My name ist Eric Mülling. The title of my doctoral thesis is „Big Data and Digital Disobedience“. My thesis advisors are Professor Dr. Heinz Kleger and Dr. Ansgar Klein. The project is supported by a scholarship from the Friedrich-Ebert-Foundation.

Research project

Big Data does not only stand for new data processing possibilities, it also represents a threat to civil liberties. Edward Snowden’s exposure of the surveillance programs PRISM and Tempora showed for which purposes Big Data can be used. The intelligence service’s huge database systems store dozens of Petabytes of communication flows. Public institutions collect the data of millions of people – without their knowledge and consent. Internet enterprises do the same in the interest of their advertising customers. While protest in different countries remains restrained, net activists try to change these circumstances.

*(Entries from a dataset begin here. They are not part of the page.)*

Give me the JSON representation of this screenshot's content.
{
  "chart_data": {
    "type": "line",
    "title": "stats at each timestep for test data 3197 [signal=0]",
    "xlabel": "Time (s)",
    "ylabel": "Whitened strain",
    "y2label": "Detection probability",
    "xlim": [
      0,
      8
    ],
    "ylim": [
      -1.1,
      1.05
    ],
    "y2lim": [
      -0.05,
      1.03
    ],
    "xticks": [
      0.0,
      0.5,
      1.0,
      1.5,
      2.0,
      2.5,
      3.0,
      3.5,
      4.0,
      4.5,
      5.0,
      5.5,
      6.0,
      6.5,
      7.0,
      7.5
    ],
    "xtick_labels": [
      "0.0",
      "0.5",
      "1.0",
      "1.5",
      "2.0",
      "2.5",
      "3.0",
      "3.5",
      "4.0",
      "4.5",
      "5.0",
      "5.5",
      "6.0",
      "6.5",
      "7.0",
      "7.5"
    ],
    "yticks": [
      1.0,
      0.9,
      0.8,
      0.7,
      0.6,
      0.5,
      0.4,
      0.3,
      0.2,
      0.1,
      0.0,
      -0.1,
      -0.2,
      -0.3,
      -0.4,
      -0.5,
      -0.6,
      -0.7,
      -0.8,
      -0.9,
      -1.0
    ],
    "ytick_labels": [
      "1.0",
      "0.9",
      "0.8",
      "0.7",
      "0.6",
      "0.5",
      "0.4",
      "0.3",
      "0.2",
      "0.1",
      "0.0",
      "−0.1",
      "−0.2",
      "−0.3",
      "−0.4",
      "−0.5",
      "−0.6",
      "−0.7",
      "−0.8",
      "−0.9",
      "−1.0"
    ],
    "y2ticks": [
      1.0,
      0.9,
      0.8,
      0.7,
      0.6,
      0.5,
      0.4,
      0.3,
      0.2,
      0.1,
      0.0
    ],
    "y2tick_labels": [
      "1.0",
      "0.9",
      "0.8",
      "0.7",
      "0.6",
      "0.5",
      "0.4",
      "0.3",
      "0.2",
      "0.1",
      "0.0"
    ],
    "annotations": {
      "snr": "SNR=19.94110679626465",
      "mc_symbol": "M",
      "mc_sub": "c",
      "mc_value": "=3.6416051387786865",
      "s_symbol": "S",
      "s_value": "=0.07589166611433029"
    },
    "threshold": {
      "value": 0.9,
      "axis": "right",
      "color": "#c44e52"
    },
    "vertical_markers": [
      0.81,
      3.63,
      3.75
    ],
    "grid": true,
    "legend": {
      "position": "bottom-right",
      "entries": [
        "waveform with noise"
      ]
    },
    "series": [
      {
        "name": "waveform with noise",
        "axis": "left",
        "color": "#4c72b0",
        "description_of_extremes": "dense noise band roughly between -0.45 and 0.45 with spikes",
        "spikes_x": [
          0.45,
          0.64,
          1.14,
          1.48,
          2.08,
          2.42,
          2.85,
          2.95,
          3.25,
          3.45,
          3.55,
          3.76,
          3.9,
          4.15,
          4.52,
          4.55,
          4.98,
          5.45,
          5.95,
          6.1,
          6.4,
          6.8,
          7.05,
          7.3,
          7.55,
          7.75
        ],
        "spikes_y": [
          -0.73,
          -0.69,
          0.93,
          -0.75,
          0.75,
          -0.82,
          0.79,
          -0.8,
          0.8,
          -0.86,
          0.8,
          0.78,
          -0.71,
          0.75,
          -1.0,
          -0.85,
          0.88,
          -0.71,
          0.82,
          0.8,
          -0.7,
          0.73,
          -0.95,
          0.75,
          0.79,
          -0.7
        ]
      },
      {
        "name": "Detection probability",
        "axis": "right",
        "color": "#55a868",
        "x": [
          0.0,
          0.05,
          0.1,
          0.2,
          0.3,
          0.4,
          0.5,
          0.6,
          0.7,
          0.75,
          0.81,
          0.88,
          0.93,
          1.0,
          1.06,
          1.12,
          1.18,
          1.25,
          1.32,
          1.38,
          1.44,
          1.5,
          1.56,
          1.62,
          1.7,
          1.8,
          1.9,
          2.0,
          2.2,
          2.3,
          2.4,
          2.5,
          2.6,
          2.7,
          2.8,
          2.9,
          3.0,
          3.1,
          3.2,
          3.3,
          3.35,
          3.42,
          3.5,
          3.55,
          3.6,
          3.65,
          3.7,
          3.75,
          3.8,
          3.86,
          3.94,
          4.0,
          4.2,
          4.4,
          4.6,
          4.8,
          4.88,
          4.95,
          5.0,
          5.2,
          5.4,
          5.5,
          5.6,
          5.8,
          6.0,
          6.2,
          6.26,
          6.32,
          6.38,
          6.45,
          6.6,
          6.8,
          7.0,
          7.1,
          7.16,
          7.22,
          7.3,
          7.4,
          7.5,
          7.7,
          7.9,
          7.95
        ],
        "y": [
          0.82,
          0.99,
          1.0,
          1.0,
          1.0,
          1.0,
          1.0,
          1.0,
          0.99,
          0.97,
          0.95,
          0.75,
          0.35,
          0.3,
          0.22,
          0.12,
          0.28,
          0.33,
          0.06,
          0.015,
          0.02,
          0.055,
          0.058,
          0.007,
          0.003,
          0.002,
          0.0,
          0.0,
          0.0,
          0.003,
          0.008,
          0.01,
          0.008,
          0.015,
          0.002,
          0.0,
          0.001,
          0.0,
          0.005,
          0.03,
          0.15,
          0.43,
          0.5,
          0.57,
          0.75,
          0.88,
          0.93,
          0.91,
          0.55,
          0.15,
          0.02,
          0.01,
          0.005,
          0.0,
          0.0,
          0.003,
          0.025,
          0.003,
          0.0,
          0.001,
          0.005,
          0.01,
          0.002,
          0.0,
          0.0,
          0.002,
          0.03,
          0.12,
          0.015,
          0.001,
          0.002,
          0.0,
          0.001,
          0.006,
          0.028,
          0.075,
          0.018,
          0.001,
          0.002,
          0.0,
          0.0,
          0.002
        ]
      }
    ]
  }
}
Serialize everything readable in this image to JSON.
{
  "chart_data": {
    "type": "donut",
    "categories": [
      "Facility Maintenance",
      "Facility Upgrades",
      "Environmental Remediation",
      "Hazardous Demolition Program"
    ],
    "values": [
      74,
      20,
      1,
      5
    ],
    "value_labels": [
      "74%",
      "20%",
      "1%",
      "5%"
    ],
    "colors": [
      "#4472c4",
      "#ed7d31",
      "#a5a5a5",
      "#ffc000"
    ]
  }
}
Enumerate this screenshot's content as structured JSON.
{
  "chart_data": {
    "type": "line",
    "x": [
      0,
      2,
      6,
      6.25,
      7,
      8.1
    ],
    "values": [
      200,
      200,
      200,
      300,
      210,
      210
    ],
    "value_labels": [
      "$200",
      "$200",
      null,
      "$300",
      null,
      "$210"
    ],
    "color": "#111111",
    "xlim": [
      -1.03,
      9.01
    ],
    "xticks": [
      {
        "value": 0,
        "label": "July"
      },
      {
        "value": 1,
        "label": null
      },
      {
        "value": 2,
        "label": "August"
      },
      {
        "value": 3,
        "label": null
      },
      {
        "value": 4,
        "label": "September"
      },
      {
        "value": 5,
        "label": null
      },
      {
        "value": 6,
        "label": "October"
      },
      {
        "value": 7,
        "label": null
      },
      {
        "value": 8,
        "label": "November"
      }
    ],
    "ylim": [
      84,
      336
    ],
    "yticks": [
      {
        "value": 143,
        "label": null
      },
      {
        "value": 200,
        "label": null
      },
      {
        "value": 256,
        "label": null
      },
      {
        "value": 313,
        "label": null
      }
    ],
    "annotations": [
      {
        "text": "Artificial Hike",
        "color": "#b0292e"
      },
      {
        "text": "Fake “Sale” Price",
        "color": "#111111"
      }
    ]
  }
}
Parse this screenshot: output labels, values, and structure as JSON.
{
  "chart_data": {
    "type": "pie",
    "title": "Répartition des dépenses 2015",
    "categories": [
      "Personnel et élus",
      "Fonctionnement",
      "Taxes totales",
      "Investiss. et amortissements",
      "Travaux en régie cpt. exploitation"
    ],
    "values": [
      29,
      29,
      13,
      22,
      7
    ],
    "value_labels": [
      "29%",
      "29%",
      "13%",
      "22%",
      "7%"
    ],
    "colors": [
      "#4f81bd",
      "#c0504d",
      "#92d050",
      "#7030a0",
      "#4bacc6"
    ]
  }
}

My doctoral thesis’ point of origin is the normative appreciation that justified civil disobedience is an option for resistance. Accordingly, Digital Disobedience would be an internet-focused version of the same phenomenon and therefore a justifiable form of opposition within a liberal democracy. In this regard, Snowden’s actions would be justified and could not be criminalized – not even in reference to security.

My doctoral thesis deals with Big Data techniques, shows their potential risk for actors of digital disobedience and examines the social tension between security and freedom in the network. I aim to answer the following question: How does hegemonic data processing (Big Data) threaten net activists and their digital disobedience?